…Without Getting Drawn Into It
Holidays have always been emotionally loaded times; but everything that’s been happening in the world seems to have escalated the overload level in the past couple of years… Many of us find ourselves caught between wanting to have a good time with family during the supposedly cheerful holiday season, and having a gloomy idea of what that’s really going to look like…
All of us have issues to work through and resolve; however, it’s also true that some family members and close friends seem to bring more than their share of drama to the table. If we’re able to avoid getting together with people who need their fix of DDD (Daily Dose of Drama) to survive, and who tend to suck the energy right out of the room and trigger us in the process, sometimes that can be the best option. But this might not be possible without avoiding the rest of the family, or creating more issues and drama ourselves. In that case, those necessary encounters can always be used as opportunities to continue healing issues and improving ourselves, as follows:
- We can learn how to process our own emotions. Everything that happens to us reflects or mirrors something that we’re either reflecting back, or that needs more understanding and deeper healing within ourselves. Observing our triggered emotions and learning to express them constructively in a safe space are the first steps in the process of re-framing, healing and releasing them. Sometimes, professional guidance may be necessary.

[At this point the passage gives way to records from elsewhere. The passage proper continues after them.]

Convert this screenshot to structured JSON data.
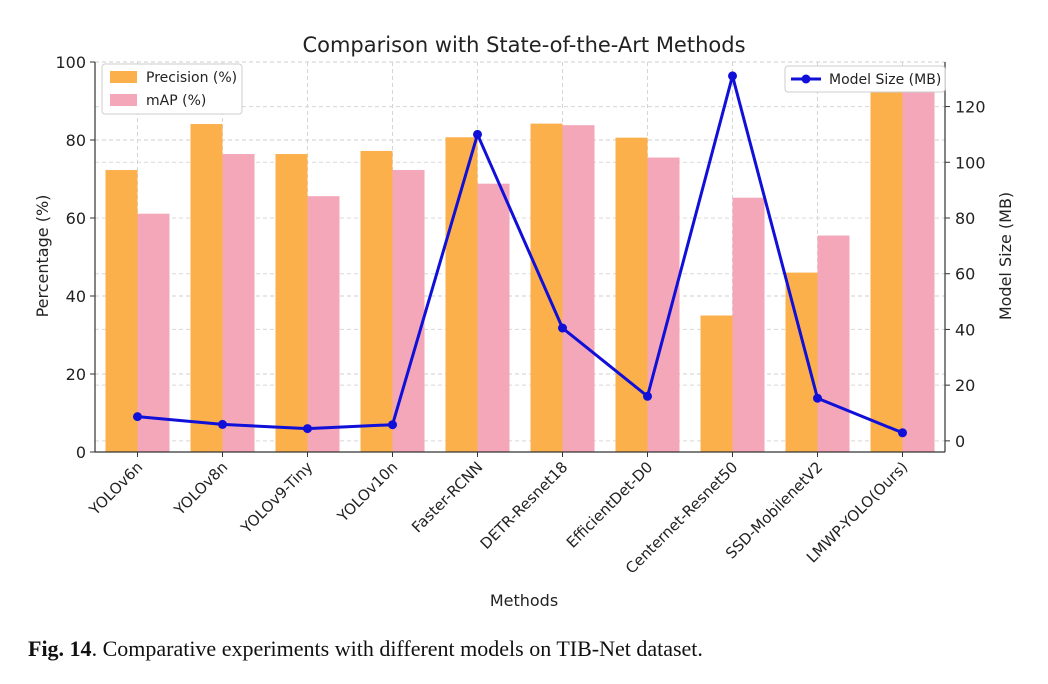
{
  "chart_data": {
    "type": "bar",
    "title": "Comparison with State-of-the-Art Methods",
    "xlabel": "Methods",
    "ylabel": "Percentage (%)",
    "y2label": "Model Size (MB)",
    "ylim": [
      0,
      100
    ],
    "y2lim": [
      -4,
      136
    ],
    "yticks": [
      0,
      20,
      40,
      60,
      80,
      100
    ],
    "y2ticks": [
      0,
      20,
      40,
      60,
      80,
      100,
      120
    ],
    "grid": true,
    "categories": [
      "YOLOv6n",
      "YOLOv8n",
      "YOLOv9-Tiny",
      "YOLOv10n",
      "Faster-RCNN",
      "DETR-Resnet18",
      "EfficientDet-D0",
      "Centernet-Resnet50",
      "SSD-MobilenetV2",
      "LMWP-YOLO(Ours)"
    ],
    "series": [
      {
        "name": "Precision (%)",
        "kind": "bar",
        "axis": "left",
        "color": "#FBB04C",
        "values": [
          72.3,
          84.1,
          76.4,
          77.2,
          80.7,
          84.2,
          80.6,
          35.0,
          46.0,
          95.0
        ]
      },
      {
        "name": "mAP (%)",
        "kind": "bar",
        "axis": "left",
        "color": "#F3A7B8",
        "values": [
          61.1,
          76.4,
          65.6,
          72.3,
          68.8,
          83.8,
          75.5,
          65.2,
          55.5,
          95.0
        ]
      },
      {
        "name": "Model Size (MB)",
        "kind": "line",
        "axis": "right",
        "color": "#1010D8",
        "values": [
          8.7,
          5.9,
          4.4,
          5.8,
          110.0,
          40.5,
          16.0,
          131.0,
          15.3,
          2.9
        ]
      }
    ],
    "legend_left_position": "top-left",
    "legend_right_position": "top-right"
  },
  "caption": {
    "label": "Fig. 14",
    "text": ".  Comparative experiments with different models on TIB-Net dataset."
  }
}
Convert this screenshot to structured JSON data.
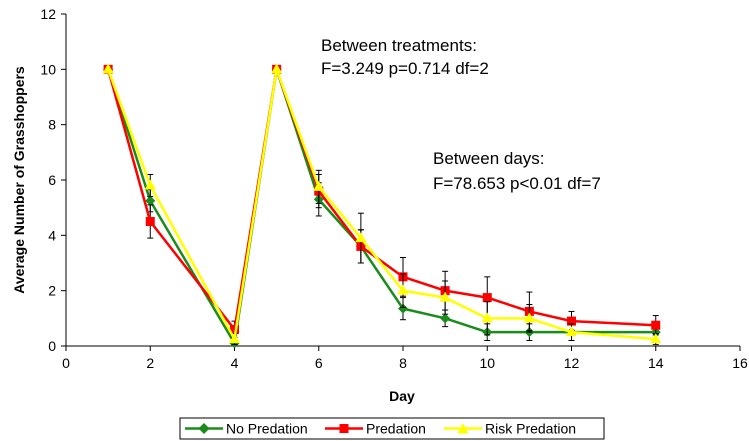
{
  "chart_data": {
    "type": "line",
    "title": "",
    "xlabel": "Day",
    "ylabel": "Average Number of Grasshoppers",
    "xlim": [
      0,
      16
    ],
    "ylim": [
      0,
      12
    ],
    "xticks": [
      "0",
      "2",
      "4",
      "6",
      "8",
      "10",
      "12",
      "14",
      "16"
    ],
    "yticks": [
      "0",
      "2",
      "4",
      "6",
      "8",
      "10",
      "12"
    ],
    "grid": false,
    "legend_position": "bottom",
    "annotations": [
      {
        "lines": [
          "Between treatments:",
          "F=3.249 p=0.714 df=2"
        ]
      },
      {
        "lines": [
          "Between days:",
          "F=78.653 p<0.01 df=7"
        ]
      }
    ],
    "series": [
      {
        "name": "No Predation",
        "color": "#1a8c1a",
        "marker": "diamond",
        "x": [
          1,
          2,
          4,
          5,
          6,
          7,
          8,
          9,
          10,
          11,
          12,
          14
        ],
        "y": [
          10,
          5.25,
          0.1,
          10,
          5.3,
          3.6,
          1.35,
          1.0,
          0.5,
          0.5,
          0.5,
          0.5
        ],
        "err": [
          0,
          0.4,
          0.1,
          0,
          0.6,
          0.6,
          0.4,
          0.3,
          0.3,
          0.3,
          0.3,
          0.3
        ]
      },
      {
        "name": "Predation",
        "color": "#ff0000",
        "marker": "square",
        "x": [
          1,
          2,
          4,
          5,
          6,
          7,
          8,
          9,
          10,
          11,
          12,
          14
        ],
        "y": [
          10,
          4.5,
          0.6,
          10,
          5.6,
          3.6,
          2.5,
          2.0,
          1.75,
          1.25,
          0.9,
          0.75
        ],
        "err": [
          0,
          0.6,
          0.3,
          0,
          0.6,
          0.6,
          0.7,
          0.7,
          0.75,
          0.7,
          0.35,
          0.35
        ]
      },
      {
        "name": "Risk Predation",
        "color": "#ffff00",
        "marker": "triangle",
        "x": [
          1,
          2,
          4,
          5,
          6,
          7,
          8,
          9,
          10,
          11,
          12,
          14
        ],
        "y": [
          10,
          5.8,
          0.25,
          10,
          5.75,
          3.9,
          2.0,
          1.75,
          1.0,
          1.0,
          0.5,
          0.25
        ],
        "err": [
          0,
          0.4,
          0.2,
          0,
          0.6,
          0.9,
          0.6,
          0.6,
          0.6,
          0.5,
          0.3,
          0.2
        ]
      }
    ]
  }
}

- We can watch and avoid repeating old patterns of behavior. When we are with family with whom we still have unresolved issues, we tend to fall back into the same old patterns we’ve been repeating with them for a long time. Rather than falling into that same trap for the umpteenth time, we can choose to observe and deconstruct those patterns. Before reacting to a family member who did something to trigger us, let’s stop and think: Have I acted out or reacted in a similar way to the same person or situation before? How did that work out for everyone involved? Was it really worth it? If not, why would I want to do the same thing again? What can I do differently this time? At any given moment, we all have the choice to react to an old issue in a completely renewed (and hopefully more effective and constructive) way. Sometimes the answer is simply to not engage. Believe me, that takes a whole lot more discernment, sensitivity, perception and courage than acting out, reacting or overreacting in the usual manner.
- We can draw strong boundaries. Even if we have to be in the same place with someone we have issues with, that doesn’t mean that we have to engage or allow ourselves to be energetically and emotionally engaged by that person; we can still exchange polite greetings and partake in casual conversation without being dragged into the drama vortex.
- We can find a quiet place and connect with our inner voice or guidance, giving ourselves a break to reset, recharge and refocus before dealing with the person(s) or situation again.
- We can approach people and situations with caution, rather than fear. After being burned by the same people and situations over and over, it’s a normal reaction to start fearing and expecting the worst of any form of engagement. However, the “fear” language comes from the ego and just brings more of the same, along with its siblings, anger, resentment, paranoia, etc. On the other hand, the language of love only begets more love. Love always wins. Of course, that doesn’t mean that we’re supposed to just go out there and expose ourselves to harmful and hurtful people and situations. But even choosing to be cautions from a place of love and compassion is more positive and constructive than anything that comes from a place of fear.
- We can choose to not intentionally harm or hurt. That can be tempting, if we’ve been repeatedly harmed or hurt ourselves. Ultimately, though, we carry the energetic load of what we’ve done to others much more heavily than that of what’s been done to us. And who needs that kind of karma?
- We can avoid gossip (and not worry about what they’re saying, either). He said, she said… People who live on drama tend to gossip, lie, take things out of context, embellish or distort facts. Although that can be hurtful, in the end it doesn’t really matter what people are saying about us. Those who truly know and love us won’t pay attention to or believe in untruths, and those who would believe whatever is said without checking the facts or bothering to ask for our version or point of view are not worth having around or be too close to, anyway.
What matters more is what we’re saying about others. Is it positive or negative? Will it add to the dialogue in a helpful and meaningful way or just foster more negativity, separation, discord? Is it coming from love or fear? Let’s keep in mind the energetic load we’re creating for ourselves and others, and choose wisely.
- We can let go of trying to fix or save someone else. We can’t help anyone who’s not ready or willing to help themselves, and we can’t shorten anyone’s path. That would actually rob them of important learning and growing experiences. Each of us needs to be responsible for our own actions and reactions, our own healing and growth.
- We can try your best to feel compassion for that person (or persons) by remembering that everyone of us is doing the best that we can at any given moment. Self-compassion is also a must; that includes giving ourselves a break if we slip and react to someone or to a situation, despite our best intentions. After all, the holidays are about forgiveness, as well…
With all that being said, wishing you a lovely (and loving) holiday season!